Question

How many unique triangles can be formed with two side lengths of 10 centimeters and one 40° angle

Answer 1

There are two unique triangles that can be formed two side lengths of 10 centimeters and one 40º angle.

Explanation:

There are theoretically three unique triangles that can be formed with two side lengths of 10 centimeters and one 40º angle.
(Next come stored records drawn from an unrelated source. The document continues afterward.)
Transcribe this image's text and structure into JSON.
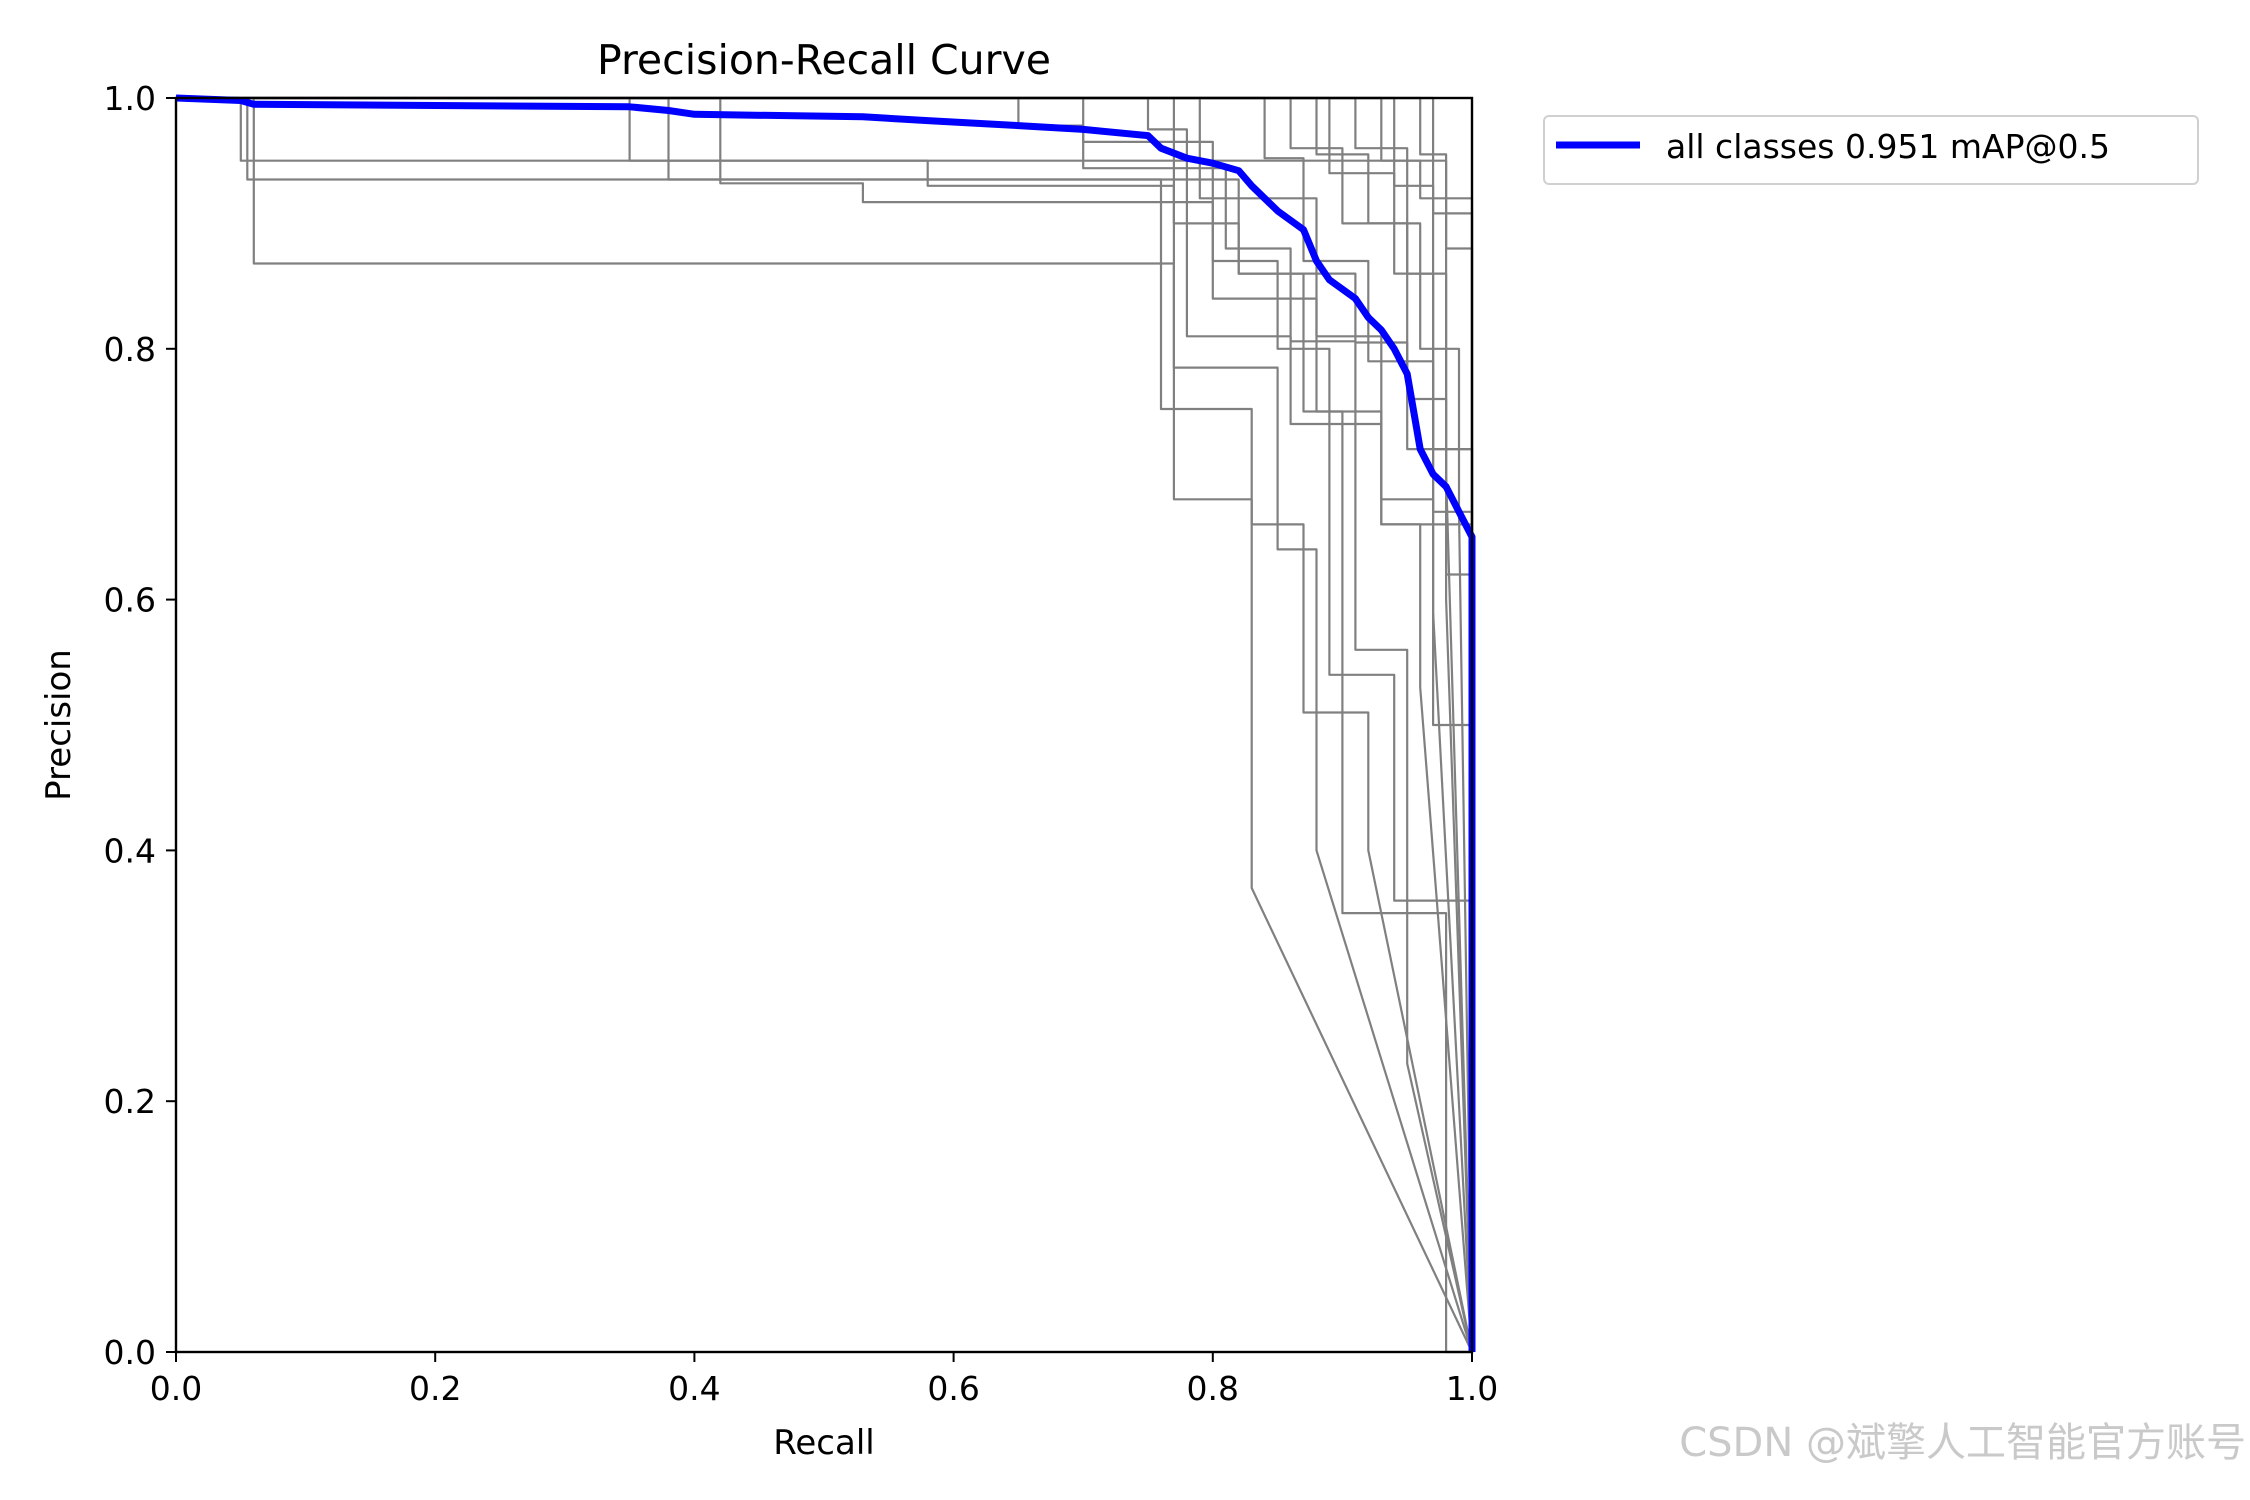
{
  "chart_data": {
    "type": "line",
    "title": "Precision-Recall Curve",
    "xlabel": "Recall",
    "ylabel": "Precision",
    "xlim": [
      0,
      1
    ],
    "ylim": [
      0,
      1
    ],
    "xticks": [
      "0.0",
      "0.2",
      "0.4",
      "0.6",
      "0.8",
      "1.0"
    ],
    "yticks": [
      "0.0",
      "0.2",
      "0.4",
      "0.6",
      "0.8",
      "1.0"
    ],
    "grid": false,
    "legend_position": "outside-top-right",
    "series": [
      {
        "name": "all classes 0.951 mAP@0.5",
        "color": "#0000ff",
        "x": [
          0,
          0.05,
          0.06,
          0.35,
          0.38,
          0.4,
          0.53,
          0.58,
          0.65,
          0.7,
          0.75,
          0.76,
          0.78,
          0.8,
          0.82,
          0.83,
          0.84,
          0.85,
          0.87,
          0.88,
          0.89,
          0.91,
          0.92,
          0.93,
          0.94,
          0.95,
          0.955,
          0.96,
          0.97,
          0.98,
          0.99,
          1.0,
          1.0
        ],
        "y": [
          1.0,
          0.998,
          0.995,
          0.993,
          0.99,
          0.987,
          0.985,
          0.982,
          0.978,
          0.975,
          0.97,
          0.96,
          0.952,
          0.948,
          0.942,
          0.93,
          0.92,
          0.91,
          0.895,
          0.87,
          0.855,
          0.84,
          0.825,
          0.815,
          0.8,
          0.78,
          0.75,
          0.72,
          0.7,
          0.69,
          0.67,
          0.65,
          0.0
        ]
      },
      {
        "color": "#808080",
        "x": [
          0,
          0.05,
          0.05,
          0.98,
          0.98,
          1.0,
          1.0
        ],
        "y": [
          1.0,
          1.0,
          0.95,
          0.95,
          0.62,
          0.62,
          0.0
        ]
      },
      {
        "color": "#808080",
        "x": [
          0,
          0.055,
          0.055,
          0.82,
          0.82,
          0.87,
          0.87,
          0.93,
          0.93,
          1.0,
          1.0
        ],
        "y": [
          1.0,
          1.0,
          0.935,
          0.935,
          0.86,
          0.86,
          0.75,
          0.75,
          0.66,
          0.66,
          0.0
        ]
      },
      {
        "color": "#808080",
        "x": [
          0,
          0.06,
          0.06,
          0.65,
          0.65,
          0.77,
          0.77,
          0.83,
          0.83,
          1.0
        ],
        "y": [
          1.0,
          1.0,
          0.868,
          0.868,
          0.868,
          0.868,
          0.68,
          0.68,
          0.37,
          0.0
        ]
      },
      {
        "color": "#808080",
        "x": [
          0,
          0.35,
          0.35,
          0.58,
          0.58,
          0.77,
          0.77,
          0.85,
          0.85,
          0.88,
          0.88,
          1.0
        ],
        "y": [
          1.0,
          1.0,
          0.95,
          0.95,
          0.93,
          0.93,
          0.785,
          0.785,
          0.64,
          0.64,
          0.4,
          0.0
        ]
      },
      {
        "color": "#808080",
        "x": [
          0,
          0.38,
          0.38,
          0.76,
          0.76,
          0.83,
          0.83,
          0.87,
          0.87,
          0.92,
          0.92,
          1.0
        ],
        "y": [
          1.0,
          1.0,
          0.935,
          0.935,
          0.752,
          0.752,
          0.66,
          0.66,
          0.51,
          0.51,
          0.4,
          0.0
        ]
      },
      {
        "color": "#808080",
        "x": [
          0,
          0.42,
          0.42,
          0.53,
          0.53,
          0.8,
          0.8,
          0.88,
          0.88,
          0.9,
          0.9,
          0.98,
          0.98,
          1.0
        ],
        "y": [
          1.0,
          1.0,
          0.932,
          0.932,
          0.917,
          0.917,
          0.84,
          0.84,
          0.75,
          0.75,
          0.35,
          0.35,
          0.0,
          0.0
        ]
      },
      {
        "color": "#808080",
        "x": [
          0,
          0.65,
          0.65,
          0.7,
          0.7,
          0.81,
          0.81,
          0.86,
          0.86,
          0.91,
          0.91,
          0.95,
          0.95,
          1.0
        ],
        "y": [
          1.0,
          1.0,
          0.978,
          0.978,
          0.944,
          0.944,
          0.88,
          0.88,
          0.806,
          0.806,
          0.56,
          0.56,
          0.23,
          0.0
        ]
      },
      {
        "color": "#808080",
        "x": [
          0,
          0.7,
          0.7,
          0.8,
          0.8,
          0.85,
          0.85,
          0.89,
          0.89,
          0.94,
          0.94,
          1.0,
          1.0
        ],
        "y": [
          1.0,
          1.0,
          0.965,
          0.965,
          0.87,
          0.87,
          0.8,
          0.8,
          0.54,
          0.54,
          0.36,
          0.36,
          0.0
        ]
      },
      {
        "color": "#808080",
        "x": [
          0,
          0.75,
          0.75,
          0.78,
          0.78,
          0.86,
          0.86,
          0.93,
          0.93,
          0.97,
          0.97,
          1.0
        ],
        "y": [
          1.0,
          1.0,
          0.975,
          0.975,
          0.81,
          0.81,
          0.74,
          0.74,
          0.68,
          0.68,
          0.59,
          0.0
        ]
      },
      {
        "color": "#808080",
        "x": [
          0,
          0.77,
          0.77,
          0.82,
          0.82,
          0.91,
          0.91,
          0.95,
          0.95,
          1.0,
          1.0
        ],
        "y": [
          1.0,
          1.0,
          0.9,
          0.9,
          0.86,
          0.86,
          0.805,
          0.805,
          0.72,
          0.72,
          0.0
        ]
      },
      {
        "color": "#808080",
        "x": [
          0,
          0.79,
          0.79,
          0.88,
          0.88,
          0.93,
          0.93,
          0.96,
          0.96,
          1.0
        ],
        "y": [
          1.0,
          1.0,
          0.92,
          0.92,
          0.81,
          0.81,
          0.66,
          0.66,
          0.53,
          0.0
        ]
      },
      {
        "color": "#808080",
        "x": [
          0,
          0.84,
          0.84,
          0.87,
          0.87,
          0.92,
          0.92,
          0.97,
          0.97,
          1.0,
          1.0
        ],
        "y": [
          1.0,
          1.0,
          0.952,
          0.952,
          0.87,
          0.87,
          0.79,
          0.79,
          0.67,
          0.67,
          0.0
        ]
      },
      {
        "color": "#808080",
        "x": [
          0,
          0.86,
          0.86,
          0.9,
          0.9,
          0.95,
          0.95,
          0.98,
          0.98,
          1.0
        ],
        "y": [
          1.0,
          1.0,
          0.96,
          0.96,
          0.9,
          0.9,
          0.76,
          0.76,
          0.6,
          0.0
        ]
      },
      {
        "color": "#808080",
        "x": [
          0,
          0.88,
          0.88,
          0.92,
          0.92,
          0.96,
          0.96,
          0.99,
          0.99,
          1.0
        ],
        "y": [
          1.0,
          1.0,
          0.955,
          0.955,
          0.9,
          0.9,
          0.8,
          0.8,
          0.67,
          0.0
        ]
      },
      {
        "color": "#808080",
        "x": [
          0,
          0.89,
          0.89,
          0.94,
          0.94,
          0.97,
          0.97,
          1.0,
          1.0
        ],
        "y": [
          1.0,
          1.0,
          0.94,
          0.94,
          0.86,
          0.86,
          0.72,
          0.72,
          0.0
        ]
      },
      {
        "color": "#808080",
        "x": [
          0,
          0.91,
          0.91,
          0.95,
          0.95,
          0.98,
          0.98,
          1.0
        ],
        "y": [
          1.0,
          1.0,
          0.96,
          0.96,
          0.86,
          0.86,
          0.7,
          0.0
        ]
      },
      {
        "color": "#808080",
        "x": [
          0,
          0.93,
          0.93,
          0.96,
          0.96,
          1.0,
          1.0
        ],
        "y": [
          1.0,
          1.0,
          0.95,
          0.95,
          0.92,
          0.92,
          0.0
        ]
      },
      {
        "color": "#808080",
        "x": [
          0,
          0.94,
          0.94,
          0.97,
          0.97,
          1.0,
          1.0
        ],
        "y": [
          1.0,
          1.0,
          0.93,
          0.93,
          0.5,
          0.5,
          0.0
        ]
      },
      {
        "color": "#808080",
        "x": [
          0,
          0.96,
          0.96,
          0.98,
          0.98,
          1.0,
          1.0
        ],
        "y": [
          1.0,
          1.0,
          0.955,
          0.955,
          0.88,
          0.88,
          0.0
        ]
      },
      {
        "color": "#808080",
        "x": [
          0,
          0.97,
          0.97,
          1.0,
          1.0
        ],
        "y": [
          1.0,
          1.0,
          0.908,
          0.908,
          0.0
        ]
      }
    ]
  },
  "watermark": "CSDN @斌擎人工智能官方账号"
}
We include a representation of possible triangles:

Case A - Law of Cosine (
`a = 10\,cm`,
`b = 10\,cm`,
`C = 40^(\circ)`)

`c= \sqrt{a^(2)+b^(2)-2\cdot a\cdot b\cdot \cos C}` (1)

`c = \sqrt{(10\,cm)^(2)+(10\,cm)^(2)-2\cdot (10\,cm)\cdot (10\,cm)\cdot \cos 40^(\circ)}`

`c\approx 6.840\,cm`

Case B - Laws of Sine and Cosine (
`a = 10\,cm`,
`b = 10\,cm`,
`B = 40^(\circ)`)

`(a)/(\sin A) = (b)/(\sin B)` (2)

`\sin A = (a\cdot \sin B)/(b)`

`A = \sin^(-1)\left((a\cdot \sin B)/(b) \right)`

`A = \sin^(-1)\left[((10\,cm)\cdot (\sin 40^(\circ)))/(10\,cm) \right]`

`A = 40^(\circ)`

`C = 180^(\circ)-A-B`

`C = 100^(\circ)`

`c= \sqrt{a^(2)+b^(2)-2\cdot a\cdot b\cdot \cos C}`

`c = \sqrt{(10\,cm)^(2)+(10\,cm)^(2)-2\cdot (10\,cm)\cdot (10\,cm)\cdot \cos 100^(\circ)}`

`c \approx 15.321\,cm`

Case C - Laws of Sine and Cosine (
`a = 10\,cm`,
`b = 10\,cm`,
`A = 40^(\circ)`)

`(a)/(\sin A) = (b)/(\sin B)`

`\sin B = (b\cdot \sin A)/(a)`

`B = \sin^(-1)\left((b\cdot \sin A)/(a) \right)`

`B = 40^(\circ)`

`C = 180^(\circ)-A-B`

`C = 100^(\circ)`

`c= \sqrt{a^(2)+b^(2)-2\cdot a\cdot b\cdot \cos C}`

`c = \sqrt{(10\,cm)^(2)+(10\,cm)^(2)-2\cdot (10\,cm)\cdot (10\,cm)\cdot \cos 100^(\circ)}`

`c \approx 15.321\,cm`

There are two unique triangles that can be formed two side lengths of 10 centimeters and one 40º angle.